Members of the Fortune Union, who have endured significant layoffs, report that management has refused to move on severance pay, protections from outsourcing, diversity and source protection. The company also insists on continuing to evaluate workers based on traffic and quotas, which workers said are “inimical to good journalism.”

On Monday, union members met with Fortune CEO Alan Murray to discuss how they could reach a fair contract and avert a picket of the conference.

“In that meeting, we told them we want the event to go on and are prepared to reach an agreement to avoid any disruption,” they said.

Instead of agreeing to non-stop bargaining to finish negotiating the contract, Murray said they needed at least 30 more days of bargaining. Later, workers noticed that several prominent speakers had been scrubbed from the announcement of the event, apparently out of fear that the speakers would refuse to cross a picket line.

“The company made it clear that they would rather disrupt their own event than give us the basic rights and respect we deserve,” union members tweeted. “We pushed them to bargain with us, assuring them there was ample time to reach a deal and allow the conference to go on. But they refused.”

On Tuesday Murray wrote in a email to employees that he plans to postpone the conference.

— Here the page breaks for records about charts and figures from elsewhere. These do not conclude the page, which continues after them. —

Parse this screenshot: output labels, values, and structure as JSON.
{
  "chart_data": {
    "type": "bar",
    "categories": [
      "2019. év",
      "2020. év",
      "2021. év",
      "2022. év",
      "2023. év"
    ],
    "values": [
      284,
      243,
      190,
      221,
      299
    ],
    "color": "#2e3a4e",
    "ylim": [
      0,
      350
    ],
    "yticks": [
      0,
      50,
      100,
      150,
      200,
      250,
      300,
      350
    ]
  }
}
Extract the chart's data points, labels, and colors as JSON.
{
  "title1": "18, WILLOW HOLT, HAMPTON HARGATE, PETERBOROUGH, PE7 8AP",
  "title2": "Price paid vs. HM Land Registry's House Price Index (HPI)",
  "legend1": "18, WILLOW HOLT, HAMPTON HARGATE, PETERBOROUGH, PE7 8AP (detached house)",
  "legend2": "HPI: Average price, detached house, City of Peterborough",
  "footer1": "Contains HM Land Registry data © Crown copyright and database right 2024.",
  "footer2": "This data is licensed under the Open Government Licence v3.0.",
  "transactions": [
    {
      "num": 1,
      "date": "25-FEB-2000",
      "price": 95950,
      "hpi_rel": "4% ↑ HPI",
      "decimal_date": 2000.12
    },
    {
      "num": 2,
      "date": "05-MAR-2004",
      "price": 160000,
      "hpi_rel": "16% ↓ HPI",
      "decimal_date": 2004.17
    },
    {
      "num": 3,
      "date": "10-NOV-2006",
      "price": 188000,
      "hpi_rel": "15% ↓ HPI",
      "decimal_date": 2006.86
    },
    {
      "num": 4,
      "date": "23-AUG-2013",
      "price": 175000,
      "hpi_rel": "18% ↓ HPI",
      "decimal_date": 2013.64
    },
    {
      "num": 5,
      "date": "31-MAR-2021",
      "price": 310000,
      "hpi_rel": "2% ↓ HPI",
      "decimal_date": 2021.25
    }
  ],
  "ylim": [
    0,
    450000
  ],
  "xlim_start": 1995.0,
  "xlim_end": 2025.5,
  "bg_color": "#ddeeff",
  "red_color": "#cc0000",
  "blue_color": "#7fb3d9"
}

“At a time when the journalism profession is under tremendous economic pressure, it’s difficult for journalists to do their best work while under the perpetual threat of cost cuts and layoffs that threaten their livelihoods,” said Finance Reporter Rey Mashayekhi. “Benefits like severance during layoffs provide the economic security and peace of mind that far too many in the industry lack, and ensure that journalism professionals get a fairer piece of the revenues their work generates for billionaire publishers.